I can’t find any original words                                                                            not a single word at all,
so must offer these others instead: you are utterly occupying and saturating, so devastating

that I fear I shall never build again and, should I ever feel once more that tap at tissue or tug at
muscle, that foreign call to enter inner worlds, they would be made of you, of you and you, again.

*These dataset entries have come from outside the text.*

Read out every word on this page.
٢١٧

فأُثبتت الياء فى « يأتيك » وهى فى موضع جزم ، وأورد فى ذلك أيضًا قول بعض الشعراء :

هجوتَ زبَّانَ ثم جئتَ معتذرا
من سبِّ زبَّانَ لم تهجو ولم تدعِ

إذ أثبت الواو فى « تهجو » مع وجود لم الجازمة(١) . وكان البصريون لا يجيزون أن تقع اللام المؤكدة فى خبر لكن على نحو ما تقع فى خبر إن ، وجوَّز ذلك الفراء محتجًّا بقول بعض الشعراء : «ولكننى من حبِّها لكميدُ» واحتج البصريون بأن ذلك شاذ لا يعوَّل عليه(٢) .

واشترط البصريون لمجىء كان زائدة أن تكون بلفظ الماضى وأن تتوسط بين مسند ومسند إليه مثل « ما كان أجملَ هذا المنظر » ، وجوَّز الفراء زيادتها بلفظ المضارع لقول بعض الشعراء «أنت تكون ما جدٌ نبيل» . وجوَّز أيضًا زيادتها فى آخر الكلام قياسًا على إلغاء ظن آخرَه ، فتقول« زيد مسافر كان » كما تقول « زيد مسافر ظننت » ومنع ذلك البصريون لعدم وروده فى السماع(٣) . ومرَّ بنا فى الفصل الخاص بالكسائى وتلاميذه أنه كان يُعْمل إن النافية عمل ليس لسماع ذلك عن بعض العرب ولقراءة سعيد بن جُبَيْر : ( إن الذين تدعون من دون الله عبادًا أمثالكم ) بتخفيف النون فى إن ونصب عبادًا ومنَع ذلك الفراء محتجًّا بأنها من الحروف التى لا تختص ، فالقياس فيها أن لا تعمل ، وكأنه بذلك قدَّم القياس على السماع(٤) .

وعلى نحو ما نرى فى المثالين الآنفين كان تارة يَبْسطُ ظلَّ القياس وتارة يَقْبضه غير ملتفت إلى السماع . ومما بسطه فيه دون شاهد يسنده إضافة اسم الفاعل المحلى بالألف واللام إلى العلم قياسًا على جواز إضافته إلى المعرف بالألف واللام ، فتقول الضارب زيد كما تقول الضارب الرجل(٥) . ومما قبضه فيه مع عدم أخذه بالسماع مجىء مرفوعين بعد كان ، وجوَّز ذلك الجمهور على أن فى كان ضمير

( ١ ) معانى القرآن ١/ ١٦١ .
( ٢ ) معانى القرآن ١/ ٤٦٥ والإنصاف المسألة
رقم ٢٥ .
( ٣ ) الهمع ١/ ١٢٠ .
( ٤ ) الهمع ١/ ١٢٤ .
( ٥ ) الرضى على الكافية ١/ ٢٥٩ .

BIO: Rosa Walling-Wefelmeyer lives in the North East of England. Their work has appeared in, amongst other things, The American Aesthetic and The Journal and can be found at rosawallingwefelmeyer.wordpress.com.


1st Place
‘Petrichor’ by Torrin Greathouse

I drove,
windows down, volume up,
down back streets
blanketed in gray,
stained a shade darker
by cloud burst needles of rain.

Cool sunset rushed through
the open windows
whistling “Patience”
and I couldn’t help but to search.

The scent of the earth after rain.
The bloody tinge of hard-pack clay
gasoline rising from rainbow slicks
clouds of tobacco and marijuana
smoke, weighed down
by the moisture in the air.

The ozone buzz
of cable TV static,
coffee burning in the pot,
the soggy corners of
a dog-eared paperback novel
the acrid burn
of spun-out tires on virgin roads.
The scent of life after rain.

Outside the bar,
business suited thirty-something
undercover drunks
search for a bar that is open this early
on a Tuesday night.

Like dutch clockwork,
the same wooden people
circle back like vultures
searching for a body to bury
their beaks into.

One man slumps
italic
across the road.
His eyes,
two bloody marbles
buried in his butter cheeks,
jackknife the building
and he stumbles back from the collision
to the side of the road.

His body bends over the gutter,
swept clean by rivers
of brown water,
verging on collapse
like a willing convert
to the church of the ground.

His guts spill out
like the best kind of poetry,
an angry flood of pain
and the kind of truth you only get
when you dissect something.

His grimy forehead glistens
with beads of sweat
like car window coated
in dust and tears.
Baptized in the salt
of his own adobe body,
this man is what everyone
wishes they were.

And as he stumbles on,
violently into that gray night,
I can’t help but notice
he smells like a hard rain.

BIO: Torrin Greathouse is a Literary Journalism student and governing member of the Uncultivated Rabbits spoken word collective at UC Irvine. He was the 2015 winner of the Orange County Poetry Slam. Torrin’s work has been published in several literary magazines and one chapbook, Cosmic Taxi Driver Blues. He is currently employed as the executive assistant of a sustainable lighting firm. His previous jobs include security guard, farm hand, antique store clerk and tattoo artist.